We now explore whether models’ correct predictions on unseen test data are due to learning the underlying algorithm or, instead, explainable by exposure to similar training examples. for each graph, we computed the average frequency of partial computations in the training data needed to solve a task for correctly and wrongly predicted examples.

We found that Transformers’ successes are heavily linked to having seen significant portions of the required computation graph during training — suggesting that compositional behaviors may truly be pattern matching. This type of learning could be very effective when the compositional complexity of tasks is low, but it becomes less efficient when tasks are increasingly complex.

#### What Types of Errors Do Transformers Make at Different Reasoning Depths

To better understand where Transformers fall short, we analyze the types of errors that

transformers make for nodes at different layers in the computation graph. Our analyses show that models can correctly perform single-step reasoning, potentially due to memorizing such single-step operations during training, but need to plan and compose several of these steps for overall correct reasoning.

#### Error Propagations: The Theoretical Limits

So far, we have highlighted the limitations of current Transformers in handling complex, multi-step reasoning tasks: errors rapidly escalate as the problem size grows. Compositional task algorithms often involve multiple independent applications of a function (width) and/or iterated applications of the same function (depth). In executing such algorithms, Transformers act as estimators for these functions. Specifically, Transformers struggle with problems featuring large graph width and depth. Our theoretical insights explain why these models perform significantly worse in compositional tasks as the problem size increases. We analyze the probability of Transformers reaching the correct answer as the problem size grows, demonstrating that, under reasonable assumptions, the probability of incorrect predictions converges exponentially to ≈ 1 for abstract compositional tasks.

## Between the lines

### Collapsed Compositionality and Robustness Implications

Transformers today demonstrate undeniably powerful empirical results. Yet, our study suggests that Transformers may have fundamental weaknesses in certain intellectual tasks that require true multi-step compositional operations. Our careful study based on the computation graph and analyses demonstrate that Transformers can often solve multi-step compositional problems by collapsing the depth of the compositional operations via analogical pattern matching. More broadly, our findings suggest that the strong performance of Transformers should be taken with a certain grain of salt: Despite initially appearing challenging, certain tasks may not possess the inherent compositionality they have. This is because desired solutions could be readily derived from input-output sequences present in the training data, allowing for shortcut pattern matching to produce acceptable solutions. However, our study shows that such an approach can ultimately result in poor generalization capabilities.

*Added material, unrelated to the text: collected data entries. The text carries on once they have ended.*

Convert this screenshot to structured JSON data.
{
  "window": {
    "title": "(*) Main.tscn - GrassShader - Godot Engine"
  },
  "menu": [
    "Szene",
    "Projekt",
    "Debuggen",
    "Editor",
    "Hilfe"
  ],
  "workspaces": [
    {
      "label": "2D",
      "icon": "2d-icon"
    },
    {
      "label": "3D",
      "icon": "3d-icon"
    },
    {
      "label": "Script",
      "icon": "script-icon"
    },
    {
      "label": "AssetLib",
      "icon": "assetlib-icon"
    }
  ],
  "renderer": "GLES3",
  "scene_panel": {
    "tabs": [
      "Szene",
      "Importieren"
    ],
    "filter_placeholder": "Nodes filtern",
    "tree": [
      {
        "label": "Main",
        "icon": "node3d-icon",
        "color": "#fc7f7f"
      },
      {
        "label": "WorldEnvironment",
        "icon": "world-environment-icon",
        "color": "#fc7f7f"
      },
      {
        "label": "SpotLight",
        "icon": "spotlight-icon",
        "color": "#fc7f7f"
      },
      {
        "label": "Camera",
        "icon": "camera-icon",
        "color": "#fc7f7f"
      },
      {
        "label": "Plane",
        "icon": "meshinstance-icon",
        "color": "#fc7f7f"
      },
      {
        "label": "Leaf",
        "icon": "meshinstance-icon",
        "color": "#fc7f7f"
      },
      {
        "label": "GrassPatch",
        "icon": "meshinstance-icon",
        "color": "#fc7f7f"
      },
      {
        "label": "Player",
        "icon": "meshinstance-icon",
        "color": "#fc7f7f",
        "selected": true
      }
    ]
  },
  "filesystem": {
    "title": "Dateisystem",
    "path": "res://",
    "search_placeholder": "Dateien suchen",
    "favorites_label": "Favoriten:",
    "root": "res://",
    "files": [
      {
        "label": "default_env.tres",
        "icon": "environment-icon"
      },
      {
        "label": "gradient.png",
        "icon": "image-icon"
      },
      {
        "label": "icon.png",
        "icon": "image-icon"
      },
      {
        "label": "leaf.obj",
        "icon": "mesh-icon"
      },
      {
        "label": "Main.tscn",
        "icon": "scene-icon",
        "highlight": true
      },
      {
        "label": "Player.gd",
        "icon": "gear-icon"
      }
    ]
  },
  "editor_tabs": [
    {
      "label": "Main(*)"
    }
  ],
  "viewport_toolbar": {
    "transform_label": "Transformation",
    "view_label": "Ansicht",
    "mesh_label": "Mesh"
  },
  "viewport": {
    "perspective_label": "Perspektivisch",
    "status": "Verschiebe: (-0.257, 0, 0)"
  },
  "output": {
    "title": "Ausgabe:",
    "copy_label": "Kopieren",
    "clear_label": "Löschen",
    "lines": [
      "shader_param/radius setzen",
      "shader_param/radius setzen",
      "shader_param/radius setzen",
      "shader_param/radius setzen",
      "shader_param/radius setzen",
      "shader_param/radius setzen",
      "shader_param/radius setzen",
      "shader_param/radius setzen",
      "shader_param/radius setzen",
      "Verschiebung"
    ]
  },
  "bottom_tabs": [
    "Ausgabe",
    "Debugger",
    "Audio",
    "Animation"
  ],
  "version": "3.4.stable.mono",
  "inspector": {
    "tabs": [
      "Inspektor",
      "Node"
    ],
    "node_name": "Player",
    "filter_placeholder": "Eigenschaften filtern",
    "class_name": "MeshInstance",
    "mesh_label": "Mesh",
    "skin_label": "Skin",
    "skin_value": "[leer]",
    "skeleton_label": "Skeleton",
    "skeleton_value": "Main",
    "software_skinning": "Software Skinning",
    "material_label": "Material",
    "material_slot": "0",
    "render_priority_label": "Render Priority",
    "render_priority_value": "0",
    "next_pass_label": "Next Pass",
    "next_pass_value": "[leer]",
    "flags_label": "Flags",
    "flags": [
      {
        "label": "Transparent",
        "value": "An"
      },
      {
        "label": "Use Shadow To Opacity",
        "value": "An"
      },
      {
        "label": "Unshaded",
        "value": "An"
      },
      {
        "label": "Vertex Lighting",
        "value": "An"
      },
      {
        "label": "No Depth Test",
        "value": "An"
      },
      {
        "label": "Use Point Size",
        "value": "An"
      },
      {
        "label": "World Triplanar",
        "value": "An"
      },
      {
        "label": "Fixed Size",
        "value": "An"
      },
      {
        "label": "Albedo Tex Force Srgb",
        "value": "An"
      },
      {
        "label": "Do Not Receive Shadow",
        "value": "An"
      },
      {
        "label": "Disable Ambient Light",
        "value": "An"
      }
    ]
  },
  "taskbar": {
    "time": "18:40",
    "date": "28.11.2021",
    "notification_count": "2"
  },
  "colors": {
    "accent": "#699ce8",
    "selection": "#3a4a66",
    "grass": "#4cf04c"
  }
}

Building on these findings, we suggest several empirical strategies for harnessing the potential of Transformers. First, Transformers may be best suited for compositional tasks where evaluation metrics can afford some leniency, for example, finding approximate solutions that do not require executing the whole graph, such as identifying the most significant digit in a multiplication. Second, we suggest augmenting Transformers with planning modules as well as using refinement methods that can iteratively improve their generations.

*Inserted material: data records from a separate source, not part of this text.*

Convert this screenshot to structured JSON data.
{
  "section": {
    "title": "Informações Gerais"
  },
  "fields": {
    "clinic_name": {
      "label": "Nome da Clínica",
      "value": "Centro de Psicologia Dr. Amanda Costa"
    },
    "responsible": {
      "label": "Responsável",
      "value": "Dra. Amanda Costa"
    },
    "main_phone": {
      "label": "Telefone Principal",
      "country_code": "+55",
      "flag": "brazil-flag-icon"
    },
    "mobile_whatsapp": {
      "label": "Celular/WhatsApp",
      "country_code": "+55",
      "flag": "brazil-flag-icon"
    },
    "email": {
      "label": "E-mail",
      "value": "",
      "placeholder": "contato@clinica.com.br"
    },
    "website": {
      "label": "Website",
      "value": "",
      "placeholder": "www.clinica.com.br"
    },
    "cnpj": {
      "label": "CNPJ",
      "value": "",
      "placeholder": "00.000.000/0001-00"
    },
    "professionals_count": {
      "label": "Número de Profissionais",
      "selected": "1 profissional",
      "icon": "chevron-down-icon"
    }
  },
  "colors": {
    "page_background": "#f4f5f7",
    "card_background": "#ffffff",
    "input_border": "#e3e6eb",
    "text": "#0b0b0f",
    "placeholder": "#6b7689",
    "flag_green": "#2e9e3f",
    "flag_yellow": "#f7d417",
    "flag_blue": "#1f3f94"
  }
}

### Call for broad Participation in the Investigation of the Limitations.

We acknowledge that due to our compute budget constraints and limited access to the largest language models, such as GPT-4, we cannot push the empirical limits of Transformers even further in terms of training data size and number of epochs. We invite the broader research community, particularly those with more extensive resources at their disposal, to investigate these possibilities further.